Voilà un roman historique qui, bien que rigoureusement documenté, n’en est pas moins un écrit où l’on ressent la fluidité du style et la poésie des mots. Mouna Hachim nous propose, dans cet ouvrage, de suivre les pas de Mohamed Ben Toumert, figure aussi charismatique que redoutable de la secte almohade. Un récit palpitant à dimension politique, à portée spirituelle et profondément humain.
L’empire des Almoravides voilés, qui couvrait les deux rives du détroit de Gibraltar avec Marrakech pour capitale, vacillait dans la première moitié du XIIe siècle sous le coup de la secte almohade dirigée par un prédicateur fanatisé et non moins redoutable penseur.
Son nom : Mohamed Ben Toumert.
Son titre: le Mahdi bien guidé, restaurateur de la foi au sommet de la montagne escarpée, véridique dans ses dires, unique en son temps.
C’est lui qu’annonce la conjonction des étoiles.
Lui, l’homme au dirham carré.
Lui qui fit résonner le tambour de la guerre…
Érudit et épique, ce roman historique fondé sur des événements et des personnages réels, suscite des interrogations contemporaines portant sur les ravages du dogmatisme en contextualisant le drame d’une foi défigurée par l’extrémisme.

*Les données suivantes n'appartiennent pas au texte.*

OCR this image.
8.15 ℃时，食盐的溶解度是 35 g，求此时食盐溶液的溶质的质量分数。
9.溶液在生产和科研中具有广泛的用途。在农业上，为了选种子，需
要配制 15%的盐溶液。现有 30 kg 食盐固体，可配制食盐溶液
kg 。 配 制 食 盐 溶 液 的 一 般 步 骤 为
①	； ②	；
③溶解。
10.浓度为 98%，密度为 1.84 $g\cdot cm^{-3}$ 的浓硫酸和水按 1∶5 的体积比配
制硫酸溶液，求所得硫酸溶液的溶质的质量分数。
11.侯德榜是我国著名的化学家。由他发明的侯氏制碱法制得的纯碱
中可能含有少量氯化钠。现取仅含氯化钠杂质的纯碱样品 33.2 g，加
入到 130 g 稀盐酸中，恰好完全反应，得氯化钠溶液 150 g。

Alors que certains personnages sont mus par la haine et la soif de pouvoir enrobée de considérations morales, d’autres tentent juste d’aimer et de survivre au milieu de la folie des hommes.
Dans cette fresque médiévale tantôt politique, intime ou spirituelle, dans ce tourbillon qui nous mène de Marrakech à Tinmel en passant par Zagora, les femmes, aussi présentes, jouent un rôle inattendu et bouleversant.
Extraits
«Depuis qu’il avait reçu l’ordre de quitter Marrakech, Ben Toumert s’était réfugié dans un cimetière hors de la ville. Outre la tranquillité recherchée, le spectacle de la mort devait renforcer, auprès des foules, les convictions sur les illusions d’une chimérique vie et lui ouvrir les apparences d’une voie de sagesse infinie.

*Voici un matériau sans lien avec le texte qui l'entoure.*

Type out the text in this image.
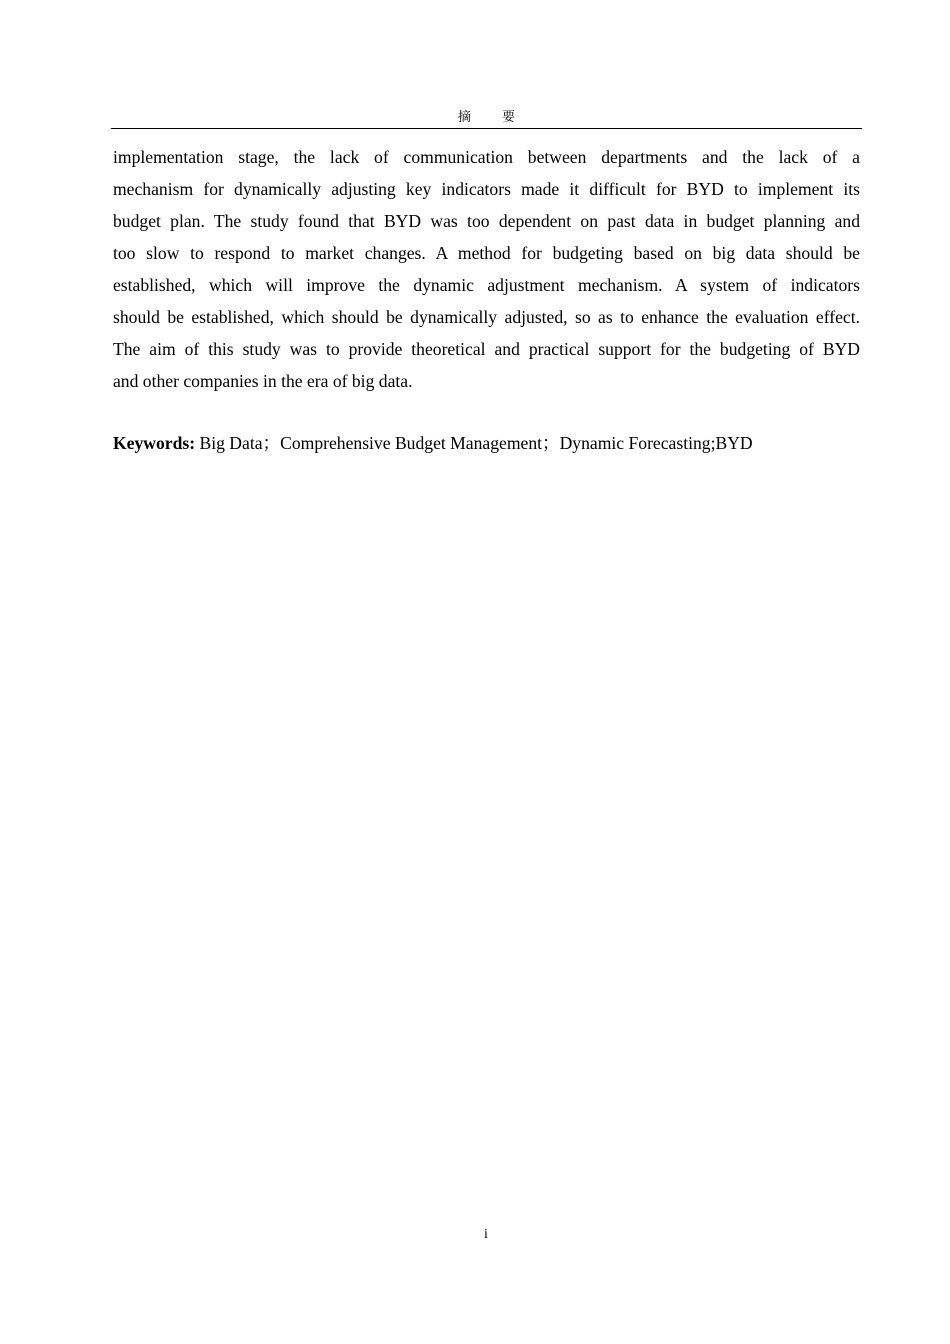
摘 要
implementation stage, the lack of communication between departments and the lack of a
mechanism for dynamically adjusting key indicators made it difficult for BYD to implement its
budget plan. The study found that BYD was too dependent on past data in budget planning and
too slow to respond to market changes. A method for budgeting based on big data should be
established, which will improve the dynamic adjustment mechanism. A system of indicators
should be established, which should be dynamically adjusted, so as to enhance the evaluation effect.
The aim of this study was to provide theoretical and practical support for the budgeting of BYD
and other companies in the era of big data.

Keywords: Big Data；Comprehensive Budget Management；Dynamic Forecasting;BYD

i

Là, au milieu des tombeaux, il avait bâti une hutte où quelques curieux venaient le voir et entendre ses leçons, augmentant ses auditeurs en un temps impressionnant ; et, de là, le nombre de prosélytes disposés, en missionnaires dévoués, à propager sa parole, à lui jurer soumission absolue et à le soutenir, tel un bataillon sacré, les armes à la main. Dans un contexte d’inégalité foudroyante entre les élites et le petit peuple, de favoritisme tribal, de juridisme stérile, de voracité des gouverneurs des provinces et des fonctionnaires de cour, le terreau était assez fertile pour semer les germes de la révolte politique, enrobée de considérations morales». (Pages 34 et 35)
«Mimouna jeta un regard par la fenêtre. Une muraille renforcée de tours carrées fermait la vallée. Mais là où il y avait la terreur, il y avait aussi la vie. Le soleil coulait à flots.

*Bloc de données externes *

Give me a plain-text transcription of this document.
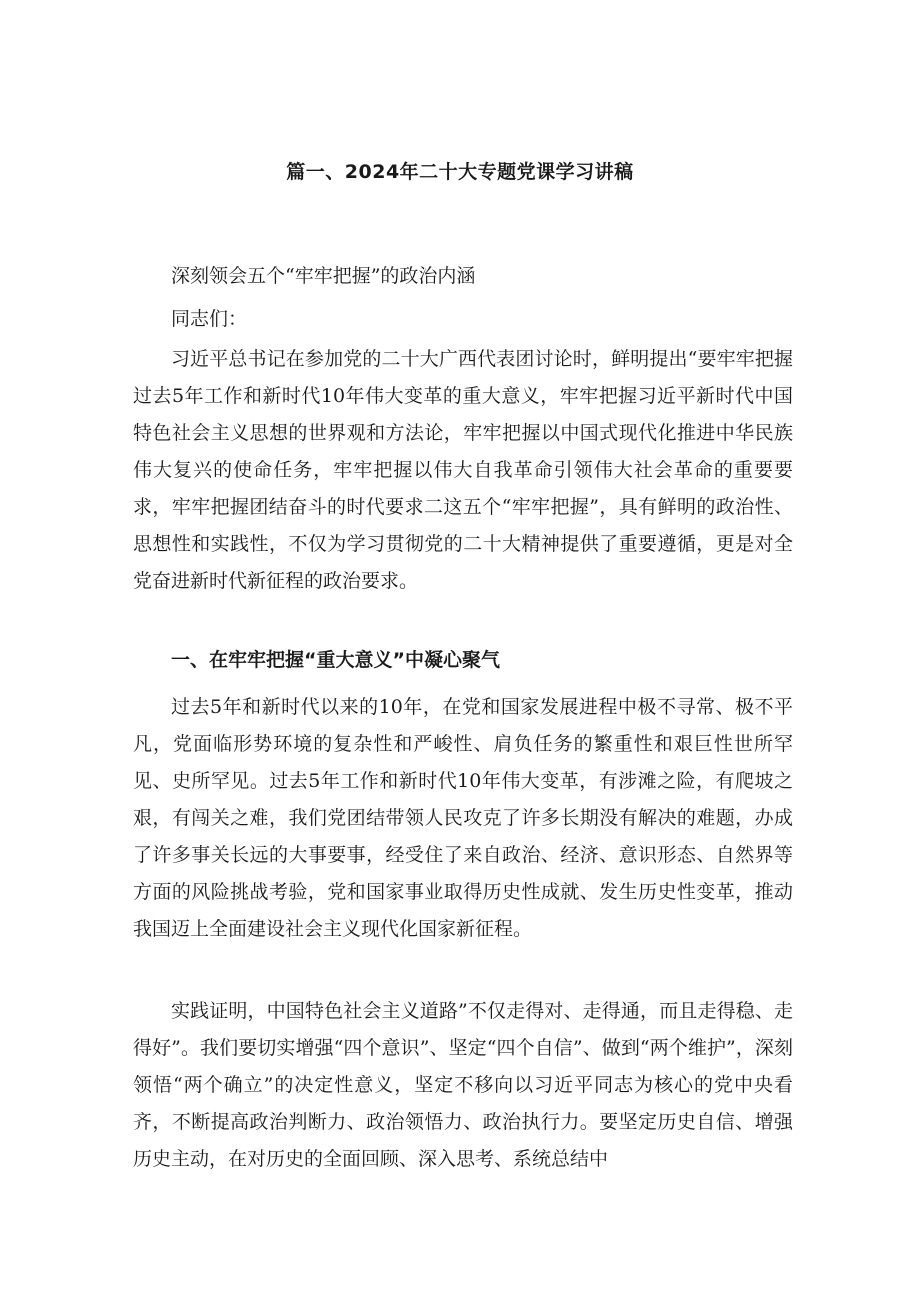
篇一、2024年二十大专题党课学习讲稿
深刻领会五个“牢牢把握”的政治内涵
同志们：

习近平总书记在参加党的二十大广西代表团讨论时，鲜明提出“要牢牢把握过去5年工作和新时代10年伟大变革的重大意义，牢牢把握习近平新时代中国特色社会主义思想的世界观和方法论，牢牢把握以中国式现代化推进中华民族伟大复兴的使命任务，牢牢把握以伟大自我革命引领伟大社会革命的重要要求，牢牢把握团结奋斗的时代要求二这五个“牢牢把握”，具有鲜明的政治性、思想性和实践性，不仅为学习贯彻党的二十大精神提供了重要遵循，更是对全党奋进新时代新征程的政治要求。

一、在牢牢把握“重大意义”中凝心聚气

过去5年和新时代以来的10年，在党和国家发展进程中极不寻常、极不平凡，党面临形势环境的复杂性和严峻性、肩负任务的繁重性和艰巨性世所罕见、史所罕见。过去5年工作和新时代10年伟大变革，有涉滩之险，有爬坡之艰，有闯关之难，我们党团结带领人民攻克了许多长期没有解决的难题，办成了许多事关长远的大事要事，经受住了来自政治、经济、意识形态、自然界等方面的风险挑战考验，党和国家事业取得历史性成就、发生历史性变革，推动我国迈上全面建设社会主义现代化国家新征程。

实践证明，中国特色社会主义道路”不仅走得对、走得通，而且走得稳、走得好”。我们要切实增强“四个意识”、坚定“四个自信”、做到“两个维护”，深刻领悟“两个确立”的决定性意义，坚定不移向以习近平同志为核心的党中央看齐，不断提高政治判断力、政治领悟力、政治执行力。要坚定历史自信、增强历史主动，在对历史的全面回顾、深入思考、系统总结中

En quelconque lieu où la géographie le permettait, des hameaux étaient blottis au creux de vals verdoyants. Certaines maisons solitaires, en pisé couleur de terre, semblaient suspendues acrobatiquement aux aspérités des contreforts au-dessus de la vallée.
La moindre parcelle de terrain était plantée en terrasses, sur des pentes domestiquées, arrosée de rigoles et de canaux donnant à la campagne l’allure d’un paradisiaque verger. Et si ce n’était le tragique de sa situation, elle aurait assimilé ce lieu bucolique à un havre riant de sérénité avec ses cours d’eau, ses amandiers et ses oliviers entrecroisant leurs ombrages ; et toutes ces chèvres qui sautaient de rocher en rocher, défiant les lois de la pesanteur, en galopant et escaladant les flancs déchirés des coteaux». (Pages 150 et 151).
Ben Toumert ou les derniers jours des Voilés – Mouna Hachim – Editions La Croisée des Chemins, 2021 – 232 Pages / Prix: 100 DH.